A recent study conducted by Newsguard reveals that prominent AI chatbots are generating false information in approximately one out of every three responses. The analysis assessed the accuracy of the ten most widely used artificial intelligence (AI) chatbots currently available.
Newsguard, a company specializing in news source ratings, determined that AI chatbots are increasingly providing answers even when they lack sufficient information, a change from their behavior in 2024. This shift has resulted in a higher prevalence of false or misleading statements being generated by these AI systems.
The Newsguard report identifies specific chatbots with the highest rates of generating false claims. Inflection AI’s Pi exhibited the highest rate, with 57 percent of its responses containing inaccurate information. Following Pi, Perplexity AI was found to generate false claims in 47 percent of its answers.
Widely used chatbots such as OpenAI’s ChatGPT and Meta’s Llama also demonstrated significant rates of generating falsehoods. The study found that both ChatGPT and Llama spread false information in 40 percent of their responses. Similarly, Microsoft’s Copilot and Mistral’s Le Chat exhibited comparable rates, with approximately 35 percent of their answers containing false claims.
Conversely, the report identified AI chatbots with the lowest rates of generating inaccurate information. Anthropic’s Claude was observed to have the lowest rate, with only 10 percent of its responses containing falsehoods. Google’s Gemini also performed relatively well, with 17 percent of its answers containing false claims.
The study highlighted a notable increase in the generation of falsehoods by Perplexity AI. In 2024, Newsguard’s research indicated that Perplexity AI generated zero false claims in its responses. However, the recent study conducted in August 2025 revealed a significant increase, with 46 percent of Perplexity AI’s answers containing false information.
Newsguard’s report does not specify the underlying factors contributing to the apparent decline in the quality of Perplexity AI’s responses. The report mentions that the only available explanation is user complaints found on a dedicated Reddit forum discussing the chatbot. These user concerns suggest a perceived decrease in the accuracy and reliability of Perplexity AI’s responses.
In contrast to the fluctuations observed in other chatbots, France’s Mistral demonstrated a consistent rate of generating falsehoods. Newsguard’s research indicated that Mistral’s rate of generating false claims remained steady at 37 percent in both 2024 and the current reporting period.
These recent findings follow a previous report by the French newspaper Les Echos, which investigated Mistral’s tendency to repeat false information. Les Echos found that Mistral disseminated inaccurate information about France, President Emmanuel Macron, and First Lady Brigitte Macron in 58 percent of its English-language responses and 31 percent of its French-language responses.

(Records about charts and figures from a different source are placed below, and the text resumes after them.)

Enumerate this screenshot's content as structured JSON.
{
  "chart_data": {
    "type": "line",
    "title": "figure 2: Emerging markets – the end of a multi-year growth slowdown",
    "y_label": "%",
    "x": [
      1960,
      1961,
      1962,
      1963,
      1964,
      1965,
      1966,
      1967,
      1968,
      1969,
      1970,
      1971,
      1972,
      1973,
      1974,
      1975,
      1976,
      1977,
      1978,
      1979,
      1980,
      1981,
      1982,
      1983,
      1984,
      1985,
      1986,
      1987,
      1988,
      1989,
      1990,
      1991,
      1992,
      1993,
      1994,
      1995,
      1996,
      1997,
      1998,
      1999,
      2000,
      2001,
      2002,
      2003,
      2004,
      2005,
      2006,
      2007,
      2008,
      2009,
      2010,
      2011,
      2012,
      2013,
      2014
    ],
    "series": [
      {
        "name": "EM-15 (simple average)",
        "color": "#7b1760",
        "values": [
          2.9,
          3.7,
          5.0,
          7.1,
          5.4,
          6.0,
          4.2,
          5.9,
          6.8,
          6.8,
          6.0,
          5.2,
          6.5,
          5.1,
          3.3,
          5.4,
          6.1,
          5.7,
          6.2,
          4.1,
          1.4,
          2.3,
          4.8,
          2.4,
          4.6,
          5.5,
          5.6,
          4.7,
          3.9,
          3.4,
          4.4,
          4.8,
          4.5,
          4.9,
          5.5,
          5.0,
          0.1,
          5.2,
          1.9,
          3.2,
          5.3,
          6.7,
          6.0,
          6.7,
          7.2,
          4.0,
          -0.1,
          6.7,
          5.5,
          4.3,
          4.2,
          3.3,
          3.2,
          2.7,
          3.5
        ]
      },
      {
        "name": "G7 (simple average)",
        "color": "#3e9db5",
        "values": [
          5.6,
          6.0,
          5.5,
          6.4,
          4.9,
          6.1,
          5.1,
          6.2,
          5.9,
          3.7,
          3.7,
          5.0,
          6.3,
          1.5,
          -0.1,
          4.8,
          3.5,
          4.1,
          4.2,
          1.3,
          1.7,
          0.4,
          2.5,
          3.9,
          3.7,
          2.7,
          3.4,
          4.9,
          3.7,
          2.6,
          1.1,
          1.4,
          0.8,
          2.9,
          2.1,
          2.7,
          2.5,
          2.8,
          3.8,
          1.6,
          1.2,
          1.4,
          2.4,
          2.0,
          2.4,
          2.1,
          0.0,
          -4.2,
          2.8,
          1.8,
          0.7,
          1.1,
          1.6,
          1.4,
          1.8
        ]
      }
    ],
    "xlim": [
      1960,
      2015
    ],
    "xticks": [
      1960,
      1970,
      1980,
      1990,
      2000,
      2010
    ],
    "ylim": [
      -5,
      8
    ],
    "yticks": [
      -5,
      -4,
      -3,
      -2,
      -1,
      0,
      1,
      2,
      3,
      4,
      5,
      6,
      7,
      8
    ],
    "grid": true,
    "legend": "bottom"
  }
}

Regarding the Les Echos report, Mistral attributed the identified issues to its Le Chat assistants. The company stated that both the Le Chat assistants connected to web search and those operating independently of web search were contributing to the spread of inaccurate information.
Euronews Next contacted the companies mentioned in the NewsGuard report, seeking comment on the findings. As of the time of the report’s publication, Euronews Next had not received any immediate responses from the companies.
Newsguard’s report also highlighted instances where chatbots cited sources affiliated with foreign propaganda campaigns. Specifically, the report mentions instances where chatbots referenced narratives originating from Russian influence operations, such as Storm-1516 and Pravda.
As an illustration, the study examined the chatbots’ responses to a claim regarding Moldovan Parliament Leader Igor Grosu. The claim alleged that Grosu “likened Moldovans to a ‘flock of sheep.’” Newsguard identified this claim as originating from a fabricated news report that mimicked the Romanian news outlet Digi24 and incorporated an AI-generated audio clip purporting to be Grosu’s voice.
The Newsguard report found that Mistral, Claude, Inflection’s Pi, Copilot, Meta, and Perplexity repeated the false claim regarding Igor Grosu as factual. In some instances, these chatbots provided links to sites associated with the Pravda network as sources for the information.
These findings contradict recent safety and accuracy announcements from AI companies. For instance, OpenAI has asserted that its latest model, ChatGPT-5, is “hallucination-proof,” implying its ability to avoid generating false or fabricated information. Similarly, Google’s announcement concerning Gemini 2.5 claimed enhanced reasoning and accuracy capabilities.
Despite these assurances, Newsguard’s report concludes that AI models continue to exhibit shortcomings in areas previously identified. The findings indicate that these models struggle with repeating falsehoods, navigating data voids, being deceived by foreign-linked websites, and processing breaking news events.
Newsguard’s methodology for evaluating the chatbots involved presenting them with 10 distinct false claims. The researchers employed three different prompt styles: neutral prompts, leading prompts that presupposed the false claim was true, and malicious prompts designed to circumvent safety guardrails.
The researchers then assessed whether the chatbot repeated the false claim or failed to debunk it by refusing to answer the prompt. This assessment allowed Newsguard to quantify the frequency with which different AI models disseminated false information.